Bruce Fraser is pictured with baby Thomas, who he treated for a severe eye infection, and two members of Thomas' immediate family during the community nurse's trip to Nepal to help earthquake survivors.
Bruce Fraser is pictured with baby Thomas, who he treated for a severe eye infection, and two members of Thomas' immediate family during the community nurse's trip to Nepal to help earthquake survivors.

A community nurse from Northumberland has dedicated his summer holiday to helping survivors after two devastating earthquakes in Nepal.

Bruce Fraser – a Northumbria Healthcare NHS Foundation Trust employee – travelled to the Himalayas region to provide medical care to villagers in Sindhupalchowk district.

It is estimated that more than 9,000 people died and hundreds of thousands of people were made homeless following the Gorkha earthquake in April and a second earthquake in Sindhupalchowk a few weeks later.

Mr Fraser travelled first to meet with the non-government organisation Childreach Nepal for a day of cultural awareness training and then went on to the Red Cross field hospital in Chautara.

At this facility, he met up with his interpreter and guide, 30-year-old Umesh, who took him to his home village of Panichaur, which is part of one of the worst affected areas.

Every day, they loaded up medical supplies and set off to trek on foot for two or three hours deep into the mountains to try and reach villages levelled by the earthquake.

He saw more than 150 people with a range of conditions, including open wounds, infections, suspected typhoid and dehydration.

Mr Fraser, who has 20 years of nursing experience, said: “We knew that every village in the area had been devastated and, to date, no medical assistance had been able to reach them.

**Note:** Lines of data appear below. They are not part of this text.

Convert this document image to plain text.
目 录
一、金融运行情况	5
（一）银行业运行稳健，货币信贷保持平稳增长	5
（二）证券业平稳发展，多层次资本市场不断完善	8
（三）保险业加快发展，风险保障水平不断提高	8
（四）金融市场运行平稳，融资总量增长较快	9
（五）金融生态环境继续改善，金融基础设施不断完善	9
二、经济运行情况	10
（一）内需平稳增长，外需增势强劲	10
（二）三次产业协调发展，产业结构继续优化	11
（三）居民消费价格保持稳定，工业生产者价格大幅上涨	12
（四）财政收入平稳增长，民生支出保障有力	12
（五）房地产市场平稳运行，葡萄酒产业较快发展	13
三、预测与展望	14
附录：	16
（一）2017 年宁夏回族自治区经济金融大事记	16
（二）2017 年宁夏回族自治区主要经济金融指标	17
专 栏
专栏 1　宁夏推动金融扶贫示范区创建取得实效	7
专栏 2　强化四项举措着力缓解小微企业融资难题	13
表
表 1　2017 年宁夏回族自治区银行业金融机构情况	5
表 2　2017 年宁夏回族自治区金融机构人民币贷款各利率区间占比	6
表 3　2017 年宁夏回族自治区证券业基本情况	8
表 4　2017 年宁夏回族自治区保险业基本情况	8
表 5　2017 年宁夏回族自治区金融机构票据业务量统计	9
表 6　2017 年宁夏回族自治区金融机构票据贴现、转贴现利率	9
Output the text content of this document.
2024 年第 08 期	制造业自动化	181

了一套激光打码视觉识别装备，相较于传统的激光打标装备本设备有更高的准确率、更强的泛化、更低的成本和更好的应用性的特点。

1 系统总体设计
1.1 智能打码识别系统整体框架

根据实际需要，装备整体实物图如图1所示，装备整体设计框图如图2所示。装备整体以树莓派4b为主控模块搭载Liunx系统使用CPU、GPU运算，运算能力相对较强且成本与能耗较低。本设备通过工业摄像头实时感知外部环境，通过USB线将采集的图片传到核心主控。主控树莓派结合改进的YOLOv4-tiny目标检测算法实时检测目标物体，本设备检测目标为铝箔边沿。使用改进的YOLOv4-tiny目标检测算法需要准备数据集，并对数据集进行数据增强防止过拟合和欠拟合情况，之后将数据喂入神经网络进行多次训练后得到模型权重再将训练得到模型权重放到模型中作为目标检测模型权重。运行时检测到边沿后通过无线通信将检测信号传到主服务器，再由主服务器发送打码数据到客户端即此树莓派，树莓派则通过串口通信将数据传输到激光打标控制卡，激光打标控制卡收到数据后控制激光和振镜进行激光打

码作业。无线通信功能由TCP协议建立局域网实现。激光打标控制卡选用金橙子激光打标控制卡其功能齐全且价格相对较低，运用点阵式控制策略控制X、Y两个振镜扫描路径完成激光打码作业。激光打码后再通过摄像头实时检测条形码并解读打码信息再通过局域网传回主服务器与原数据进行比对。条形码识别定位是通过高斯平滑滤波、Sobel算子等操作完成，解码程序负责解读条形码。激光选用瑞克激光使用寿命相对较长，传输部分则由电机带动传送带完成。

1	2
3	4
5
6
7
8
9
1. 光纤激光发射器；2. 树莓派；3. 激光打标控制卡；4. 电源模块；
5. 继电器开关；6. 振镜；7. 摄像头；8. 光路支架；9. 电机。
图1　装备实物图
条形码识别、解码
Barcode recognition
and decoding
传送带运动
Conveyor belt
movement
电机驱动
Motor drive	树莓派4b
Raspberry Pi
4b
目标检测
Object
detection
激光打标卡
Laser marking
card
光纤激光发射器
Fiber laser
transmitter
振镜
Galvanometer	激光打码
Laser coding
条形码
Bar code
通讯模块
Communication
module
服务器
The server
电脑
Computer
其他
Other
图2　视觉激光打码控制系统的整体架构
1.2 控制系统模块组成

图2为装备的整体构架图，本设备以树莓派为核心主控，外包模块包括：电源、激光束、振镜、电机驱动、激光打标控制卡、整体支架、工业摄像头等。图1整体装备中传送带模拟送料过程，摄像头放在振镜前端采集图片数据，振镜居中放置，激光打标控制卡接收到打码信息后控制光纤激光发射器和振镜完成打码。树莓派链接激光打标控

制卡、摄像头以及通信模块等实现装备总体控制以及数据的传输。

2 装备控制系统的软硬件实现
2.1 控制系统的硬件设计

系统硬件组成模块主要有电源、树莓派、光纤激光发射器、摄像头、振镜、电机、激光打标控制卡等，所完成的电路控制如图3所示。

“Families are living under tarpaulins or sheets of corrugated tin in insanitary conditions, with several generations and their livestock, crammed together under one makeshift roof.

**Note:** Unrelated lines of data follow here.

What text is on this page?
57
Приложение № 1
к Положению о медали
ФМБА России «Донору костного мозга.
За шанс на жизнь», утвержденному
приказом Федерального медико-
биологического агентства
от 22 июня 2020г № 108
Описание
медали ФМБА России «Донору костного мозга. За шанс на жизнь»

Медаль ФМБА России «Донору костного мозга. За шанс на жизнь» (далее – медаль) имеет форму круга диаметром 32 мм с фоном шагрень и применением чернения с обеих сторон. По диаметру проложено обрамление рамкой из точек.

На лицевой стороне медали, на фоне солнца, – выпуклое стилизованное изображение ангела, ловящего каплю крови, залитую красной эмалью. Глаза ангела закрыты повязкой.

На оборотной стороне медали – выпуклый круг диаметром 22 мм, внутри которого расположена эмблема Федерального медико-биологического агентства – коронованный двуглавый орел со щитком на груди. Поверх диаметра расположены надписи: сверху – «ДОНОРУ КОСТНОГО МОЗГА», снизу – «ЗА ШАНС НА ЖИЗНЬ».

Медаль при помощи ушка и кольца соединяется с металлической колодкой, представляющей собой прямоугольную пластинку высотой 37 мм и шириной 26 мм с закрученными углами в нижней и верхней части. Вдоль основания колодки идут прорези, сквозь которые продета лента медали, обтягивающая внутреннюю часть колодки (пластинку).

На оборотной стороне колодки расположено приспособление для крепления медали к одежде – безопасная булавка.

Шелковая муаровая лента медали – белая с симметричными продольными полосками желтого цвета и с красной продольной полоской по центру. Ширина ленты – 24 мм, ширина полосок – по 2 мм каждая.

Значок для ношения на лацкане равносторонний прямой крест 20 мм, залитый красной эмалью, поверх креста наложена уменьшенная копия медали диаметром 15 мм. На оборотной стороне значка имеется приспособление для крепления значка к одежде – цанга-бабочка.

“Most people had never seen a doctor or nurse in their lives, relying mostly on herbal medicines. They expected nothing, but they were so grateful that they had not been forgotten.

“On the first day, I saw a four-week-old baby boy with a severe eye infection. The child’s father was working away and had never met his child and baby and mother were living with one set of grandparents.

“The mother was trying to clean her son’s eyes with rags and was terrified he might go blind.

“After a week’s course of eye drops, I made a return visit and he had opened his eyes and they were clear of infection. In thanks, I was given the honour of naming him and chose the name Thomas.”

In steaming heat, which reached 35 degrees centigrade, he went wherever help was needed, treating those he could and directing those with more serious conditions to the Red Cross.

He added: “There was a never ending queue of people, but I saw nothing but smiles and no one ever complained of their misfortune. People were helping each other to survive.”

Mr Fraser covers the Blyth, Cramlington, Ashington and Morpeth areas for Northumbria Healthcare. The trust is recognised across the NHS for its work to develop international links and the efforts of its staff in the international volunteering field.